Member of the National Assembly of South Africa
- Incumbent
- Assumed office 24 February 2017
- In office 21 May 2014 – 6 August 2016

Permanent delegate to the National Council of Provinces
- In office 7 May 2009 – 21 April 2014

Personal details
- Born: Bertha Peace Mabe 18 September 1976 (age 49) Magaliesburg, Transvaal Province, South African
- Party: African National Congress
- Alma mater: University of Pretoria
- Occupation: Member of Parliament
- Profession: Politician

= Peace Mabe =

South African politician

Bertha Peace Mabe (born 18 September 1976) is a South African politician serving as a Member of the National Assembly of South Africa since February 2017, as well as the Deputy Minister of Sport, Arts and Culture since 3 July 2024. She previously served in the National Assembly from May 2014 until August 2016. She served as a permanent delegate to the National Council of Provinces from Gauteng between May 2009 and April 2014. Mabe is a member of the African National Congress and the party's unsuccessful 2016 Mogale City mayoral candidate.

==Early life and education==
Mabe was born on 18 September 1976 in Magaliesburg, West Rand in the former Transvaal Province.
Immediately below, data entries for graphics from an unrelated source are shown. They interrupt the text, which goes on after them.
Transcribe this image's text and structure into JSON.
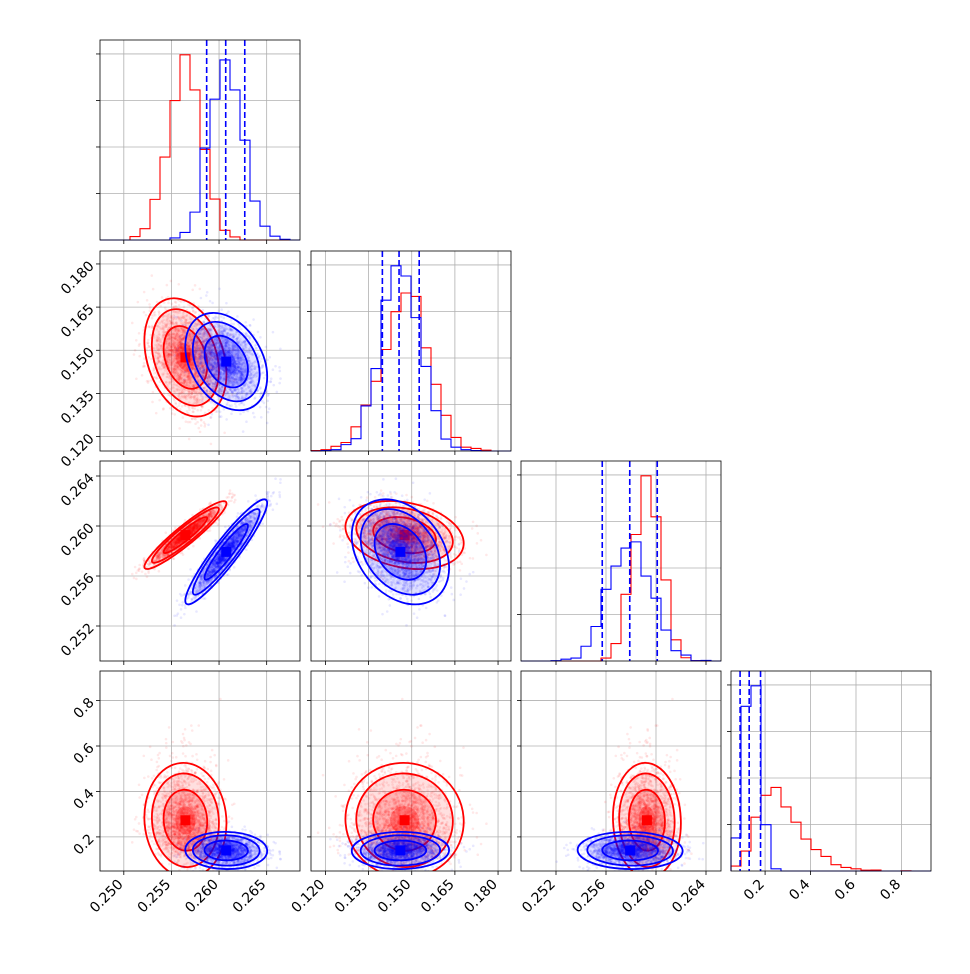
{
  "chart_data": {
    "type": "corner",
    "colors": {
      "red": "#ff0000",
      "blue": "#0000ff"
    },
    "grid": true,
    "parameters": [
      {
        "key": "p1",
        "range": [
          0.2475,
          0.2685
        ],
        "ticks": [
          0.25,
          0.255,
          0.26,
          0.265
        ],
        "tick_labels": [
          "0.250",
          "0.255",
          "0.260",
          "0.265"
        ]
      },
      {
        "key": "p2",
        "range": [
          0.115,
          0.1845
        ],
        "ticks": [
          0.12,
          0.135,
          0.15,
          0.165,
          0.18
        ],
        "tick_labels": [
          "0.120",
          "0.135",
          "0.150",
          "0.165",
          "0.180"
        ]
      },
      {
        "key": "p3",
        "range": [
          0.2492,
          0.2652
        ],
        "ticks": [
          0.252,
          0.256,
          0.26,
          0.264
        ],
        "tick_labels": [
          "0.252",
          "0.256",
          "0.260",
          "0.264"
        ]
      },
      {
        "key": "p4",
        "range": [
          0.05,
          0.93
        ],
        "ticks": [
          0.2,
          0.4,
          0.6,
          0.8
        ],
        "tick_labels": [
          "0.2",
          "0.4",
          "0.6",
          "0.8"
        ]
      }
    ],
    "series": [
      {
        "color": "red",
        "mean": [
          0.2565,
          0.1475,
          0.2593,
          0.26
        ],
        "std": [
          0.00175,
          0.0085,
          0.0011,
          0.09
        ],
        "corr12": -0.3,
        "corr13": 0.93
      },
      {
        "color": "blue",
        "mean": [
          0.2608,
          0.146,
          0.258,
          0.14
        ],
        "std": [
          0.00175,
          0.0068,
          0.0017,
          0.033
        ],
        "corr12": -0.3,
        "corr13": 0.93
      }
    ],
    "quantile_lines": [
      [
        0.2587,
        0.2607,
        0.2627
      ],
      [
        0.1398,
        0.1456,
        0.1526
      ],
      [
        0.2557,
        0.2579,
        0.2601
      ],
      [
        0.09,
        0.13,
        0.18
      ]
    ]
  }
}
She studied at the University of Pretoria, where she obtained a bachelor's degree and an honours degree in public administration.

==Political career==
Mabe is a member of the African National Congress. Following the 2009 general election, Mabe was elected as a permanent delegate to the National Council of Provinces from Gauteng. She was sworn in as a Member of Parliament on 7 May 2009. She served as chairperson of the legislature's Select Committee on Women, Children and People with Disabilities.

After the 2014 general election, Mabe was sworn in as a Member of the National Assembly. The ANC selected her as their candidate for chairperson of the Portfolio Committee on Public Administration. She was elected chairperson on 25 June 2014.

In June 2016, the ANC nominated her as their mayoral candidate for Mogale City ahead of the 2016 municipal elections. The ANC lost their majority on the council and Mabe lost to the Democratic Alliance's Lynn Pannall by just one vote on 18 August. She resigned as a councillor on 23 August. On 31 August, the Economic Freedom Fighters opened a fraud case against Mabe, because she was sworn in as a councillor despite her failing to resign as a Member of Parliament, as required by the constitution. Parliament later announced that her membership ceased on 6 August 2016, in accordance to section 47(3)(a) of the Constitution. Mabe returned to Parliament on 24 February 2017.

She was re-elected in May 2019 and now serves as co-chairperson of the Joint Standing Committee on the Financial Management of Parliament.